Il quorum non è stato raggiunto ed il referendum sulle trivelle pian piano scompare dalle cronache politiche dopo averle monopolizzate nelle ultime settimane. Quello che poteva essere apparentemente uno dei banchi di prova più difficili per il Governo Renzi, è stato ampiamente superato; il dato del 32% dei votanti fornito dal Viminale, come sempre, assume forme diverse a seconda della parte politica, con l’area renziana del Pd che esulta e il resto dei partiti che si appigliano alla comunque buona partecipazione ai seggi. In linguaggio “politichese” insomma si prova anche stavolta a trovare, comunque vada, un significato favorevole, ma indubbiamente l’aver voluto dare una connotazione prettamente politica al quesito referendario, fa sì che ci debbano essere inevitabilmente dei vincitori e dei vinti.
Quando infatti per giorni si insiste sull’incostituzionalità dell’invito a non recarsi a votare, si distorce in parte il significato prettamente ambientale del referendum, e si chiedono le dimissioni del Presidente del Consiglio in caso di raggiungimento del quorum, per quanto possa essere lusinghiero che molti abbiano rinunciato ad una bella giornata di sole per andare a votare, il dato politico appare chiaro e inconfutabile.

Si potrebbe discutere all’infinito su quanto una parte dell’elettorato fosse consapevole a pieno del perchè si stesse recando a votare, e di quanto l’aver polarizzato la vicenda come un “aut aut” all’Esecutivo abbia favorito o penalizzato l’affluenza finale. A tratti infatti sembrava di assistere ad una sorta di surreale test di metà mandato per l’ex Sindaco di Firenze. Il risultato, che oggi può sembrare scontato, in realtà non lo era affatto; l’endorsement al “Sì” ha coinvolto la quasi totalità della stampa, così come gli attacchi a Renzi sono stati trasversali, andando dall’ala degli intellettuali di Sinistra a quella, numerosissima anche tra i volti noti dello spettacolo, dei sostenitori di Grillo e i suoi. A questo poi si aggiunge la pesante frattura interna al Pd, che difficilmente potrà essere ricomposta proprio adesso – basti vedere la reazione di alcuni parlamentari democratici al famigerato tweet di Ernesto Carbone.
Renzi era stato abilmente al gioco, l’aveva definito, non a caso, un “referendum bufala”, basato sugli slogan della ricerca di energie rinnovabili e su una forte pressione morale legata all’impatto inquinante.
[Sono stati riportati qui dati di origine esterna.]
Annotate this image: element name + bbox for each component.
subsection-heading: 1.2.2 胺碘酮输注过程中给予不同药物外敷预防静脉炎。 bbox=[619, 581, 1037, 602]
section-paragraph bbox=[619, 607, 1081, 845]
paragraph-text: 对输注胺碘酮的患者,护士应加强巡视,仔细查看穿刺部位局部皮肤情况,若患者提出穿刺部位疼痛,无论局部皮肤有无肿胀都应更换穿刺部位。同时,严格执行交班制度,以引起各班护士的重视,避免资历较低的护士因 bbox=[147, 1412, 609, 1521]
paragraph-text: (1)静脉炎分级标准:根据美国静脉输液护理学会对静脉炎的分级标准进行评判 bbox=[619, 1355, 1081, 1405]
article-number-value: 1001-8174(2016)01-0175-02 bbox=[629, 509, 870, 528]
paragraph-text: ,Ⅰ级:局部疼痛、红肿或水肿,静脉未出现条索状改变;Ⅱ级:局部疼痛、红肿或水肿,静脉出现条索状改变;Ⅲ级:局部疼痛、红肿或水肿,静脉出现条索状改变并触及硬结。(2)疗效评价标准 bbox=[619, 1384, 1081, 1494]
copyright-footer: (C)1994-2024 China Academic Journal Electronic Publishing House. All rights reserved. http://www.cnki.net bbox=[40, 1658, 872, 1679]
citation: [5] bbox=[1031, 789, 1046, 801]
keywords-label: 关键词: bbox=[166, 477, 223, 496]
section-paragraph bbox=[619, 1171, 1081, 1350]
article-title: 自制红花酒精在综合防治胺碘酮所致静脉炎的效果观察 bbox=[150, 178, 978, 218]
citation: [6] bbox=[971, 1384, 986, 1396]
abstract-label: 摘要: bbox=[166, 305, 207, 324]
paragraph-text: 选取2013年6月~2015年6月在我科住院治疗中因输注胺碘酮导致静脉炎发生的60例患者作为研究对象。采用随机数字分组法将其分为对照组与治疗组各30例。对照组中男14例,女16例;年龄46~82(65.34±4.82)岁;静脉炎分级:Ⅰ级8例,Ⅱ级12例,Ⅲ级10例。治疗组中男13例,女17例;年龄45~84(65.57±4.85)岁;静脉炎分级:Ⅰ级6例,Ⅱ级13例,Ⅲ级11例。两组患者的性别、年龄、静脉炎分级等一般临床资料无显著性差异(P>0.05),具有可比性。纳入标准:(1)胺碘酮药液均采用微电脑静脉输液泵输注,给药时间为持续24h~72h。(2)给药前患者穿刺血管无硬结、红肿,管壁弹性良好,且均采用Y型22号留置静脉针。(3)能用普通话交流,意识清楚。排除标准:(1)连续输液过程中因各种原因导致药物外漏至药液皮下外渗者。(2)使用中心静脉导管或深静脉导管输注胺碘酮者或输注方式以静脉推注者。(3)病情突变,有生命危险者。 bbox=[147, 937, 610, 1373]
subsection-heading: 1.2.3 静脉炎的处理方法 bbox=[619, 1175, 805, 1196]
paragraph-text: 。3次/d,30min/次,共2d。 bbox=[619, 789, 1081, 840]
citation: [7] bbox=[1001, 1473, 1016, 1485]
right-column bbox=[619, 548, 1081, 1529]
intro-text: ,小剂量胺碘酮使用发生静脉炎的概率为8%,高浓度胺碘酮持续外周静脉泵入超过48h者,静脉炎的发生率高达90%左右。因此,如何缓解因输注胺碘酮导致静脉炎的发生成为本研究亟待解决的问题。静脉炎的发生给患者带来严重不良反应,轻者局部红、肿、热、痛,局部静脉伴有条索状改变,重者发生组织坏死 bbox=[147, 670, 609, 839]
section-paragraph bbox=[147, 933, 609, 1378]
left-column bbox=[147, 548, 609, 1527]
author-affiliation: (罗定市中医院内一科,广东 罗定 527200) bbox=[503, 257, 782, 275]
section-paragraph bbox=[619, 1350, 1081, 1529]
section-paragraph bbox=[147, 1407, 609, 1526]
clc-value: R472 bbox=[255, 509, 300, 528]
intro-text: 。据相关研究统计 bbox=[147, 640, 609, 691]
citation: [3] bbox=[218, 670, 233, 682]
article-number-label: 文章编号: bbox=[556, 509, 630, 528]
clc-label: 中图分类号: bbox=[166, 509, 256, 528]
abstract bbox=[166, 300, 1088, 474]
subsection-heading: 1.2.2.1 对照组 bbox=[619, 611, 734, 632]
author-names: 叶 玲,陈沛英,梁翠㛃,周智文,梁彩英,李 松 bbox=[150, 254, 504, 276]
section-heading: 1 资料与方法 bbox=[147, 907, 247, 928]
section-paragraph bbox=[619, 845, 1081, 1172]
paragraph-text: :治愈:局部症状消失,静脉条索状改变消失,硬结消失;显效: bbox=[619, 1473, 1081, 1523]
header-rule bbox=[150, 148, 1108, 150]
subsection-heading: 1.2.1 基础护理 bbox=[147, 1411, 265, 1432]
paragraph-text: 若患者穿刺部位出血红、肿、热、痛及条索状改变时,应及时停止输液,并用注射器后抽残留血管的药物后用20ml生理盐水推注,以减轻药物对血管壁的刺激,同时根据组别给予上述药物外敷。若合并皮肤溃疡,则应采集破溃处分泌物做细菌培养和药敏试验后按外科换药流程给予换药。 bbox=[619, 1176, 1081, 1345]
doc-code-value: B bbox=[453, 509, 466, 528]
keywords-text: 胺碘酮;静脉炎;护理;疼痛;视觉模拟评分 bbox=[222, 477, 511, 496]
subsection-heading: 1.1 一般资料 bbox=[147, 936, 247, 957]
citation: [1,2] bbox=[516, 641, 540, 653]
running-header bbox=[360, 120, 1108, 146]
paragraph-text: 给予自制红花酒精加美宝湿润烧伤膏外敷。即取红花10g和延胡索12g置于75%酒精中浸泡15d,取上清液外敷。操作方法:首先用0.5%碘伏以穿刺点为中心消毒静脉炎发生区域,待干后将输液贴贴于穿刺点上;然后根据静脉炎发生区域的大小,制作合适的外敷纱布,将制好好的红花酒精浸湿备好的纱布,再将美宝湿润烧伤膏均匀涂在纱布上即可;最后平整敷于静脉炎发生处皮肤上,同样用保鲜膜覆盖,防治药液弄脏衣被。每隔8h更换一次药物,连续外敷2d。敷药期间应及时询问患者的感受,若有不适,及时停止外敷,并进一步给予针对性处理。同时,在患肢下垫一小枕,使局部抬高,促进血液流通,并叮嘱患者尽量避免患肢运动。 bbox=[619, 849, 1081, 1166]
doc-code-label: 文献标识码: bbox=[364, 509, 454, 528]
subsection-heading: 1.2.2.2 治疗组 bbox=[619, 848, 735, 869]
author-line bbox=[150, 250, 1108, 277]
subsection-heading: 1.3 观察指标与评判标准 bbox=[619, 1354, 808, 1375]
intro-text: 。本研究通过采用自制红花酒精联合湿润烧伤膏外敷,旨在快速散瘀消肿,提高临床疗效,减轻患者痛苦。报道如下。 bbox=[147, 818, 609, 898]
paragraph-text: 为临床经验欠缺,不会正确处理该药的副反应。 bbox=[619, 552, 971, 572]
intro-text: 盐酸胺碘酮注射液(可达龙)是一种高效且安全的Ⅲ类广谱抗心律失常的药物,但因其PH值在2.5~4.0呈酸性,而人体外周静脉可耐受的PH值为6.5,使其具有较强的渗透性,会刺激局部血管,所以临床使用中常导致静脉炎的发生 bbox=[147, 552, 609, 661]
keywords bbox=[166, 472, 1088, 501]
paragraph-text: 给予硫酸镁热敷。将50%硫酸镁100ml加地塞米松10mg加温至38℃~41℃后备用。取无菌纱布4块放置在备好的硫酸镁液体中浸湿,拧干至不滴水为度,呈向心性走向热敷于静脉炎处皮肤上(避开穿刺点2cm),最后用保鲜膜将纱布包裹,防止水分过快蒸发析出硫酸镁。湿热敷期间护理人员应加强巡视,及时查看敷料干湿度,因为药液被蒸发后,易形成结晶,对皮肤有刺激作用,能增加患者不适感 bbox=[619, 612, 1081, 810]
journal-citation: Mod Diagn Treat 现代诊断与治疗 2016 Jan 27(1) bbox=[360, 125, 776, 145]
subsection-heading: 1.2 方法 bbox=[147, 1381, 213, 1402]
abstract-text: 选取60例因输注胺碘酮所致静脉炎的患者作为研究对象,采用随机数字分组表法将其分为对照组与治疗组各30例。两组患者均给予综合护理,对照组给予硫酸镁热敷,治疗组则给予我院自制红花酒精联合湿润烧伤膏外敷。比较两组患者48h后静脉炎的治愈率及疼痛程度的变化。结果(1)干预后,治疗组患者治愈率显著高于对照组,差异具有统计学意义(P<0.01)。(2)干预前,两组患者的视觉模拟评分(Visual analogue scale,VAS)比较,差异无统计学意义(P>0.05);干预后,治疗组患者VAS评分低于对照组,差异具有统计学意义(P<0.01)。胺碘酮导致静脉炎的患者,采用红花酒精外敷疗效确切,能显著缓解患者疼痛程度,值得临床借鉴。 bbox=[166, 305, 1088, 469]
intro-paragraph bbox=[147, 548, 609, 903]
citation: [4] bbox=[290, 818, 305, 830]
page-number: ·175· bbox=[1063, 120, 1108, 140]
Lo aveva fatto nel suo stile, con un linguaggio diretto e schietto, con un utilizzo mirato dei social network e facendo leva sul rischio licenziamento per undici mila lavoratori legati all’indotto delle trivellazioni in discussione. Se alla fine sia stato lui a convincere all’astensione o se la pigrizia e la cattiva informazione abbiano avuto il sopravvento difficile stabilirlo, ma senza dubbio il Premier porta a casa l’ennesima scommessa vinta. Sta a lui adesso l’intelligenza di non sottovalutare ciò che è accaduto, e di cogliere i segnali lanciatagli da un altissimo numero di giovani che si è sentito in questi giorni parte di un grande movimento, quello del “battiquorum”.

La sfida adesso si proietta su un altro referendum, quello costituzionale che ad Ottobre potrebbe portare ad un rivoluzione epocale ponendo fine al bicameralismo parlamentare. Bersani e la parte più di sinistra del Pd hanno già dichiarato di non essere disponibili per la raccolta firme necessaria, mentre M5S, centrodestra e partiti extraparlamentari si mobilitano già per il “No”. Stavolta si tratterebbe di un referendum confermativo e non abrogativo, e Renzi e i suoi avrebbero tutti gli interessi a spingere il proprio elettorato ad andare a votare per dare un segnale forte di coesione con le riforme del Governo. E sarà inevitabile il confronto nel numero di elettori coinvolti rispetto quest’ultima tornata elettorale.
Renzi in caso di fallimento dice di essere pronto a tornare a casa, crede fortemente nel lavoro della Boschi e nelle capacità comunicative dei suoi nel fare arrivare bene il suo messaggio politico, consapevole anche della fortissima presa che l’abolizione del Senato può avere su una parte di elettorato populista e anti-partitico a lui storicamente avverso. Ad oggi comunque risulta quasi impossibile dire se lo sgambetto fallito la scorsa Domenica possa riuscire ad Ottobre a farlo crollare. Ma mentre sulle trivelle Renzi non ha giocato tutte le sue carte, apparendo a tratti distaccato, la posta in gioco politica del prossimo referendum lo obbligherà a scendere veramente in campo. Perchè su quello sì, si potrebbe giocare davvero una buona fetta della possibilità di questo Governo di concludere il suo mandato.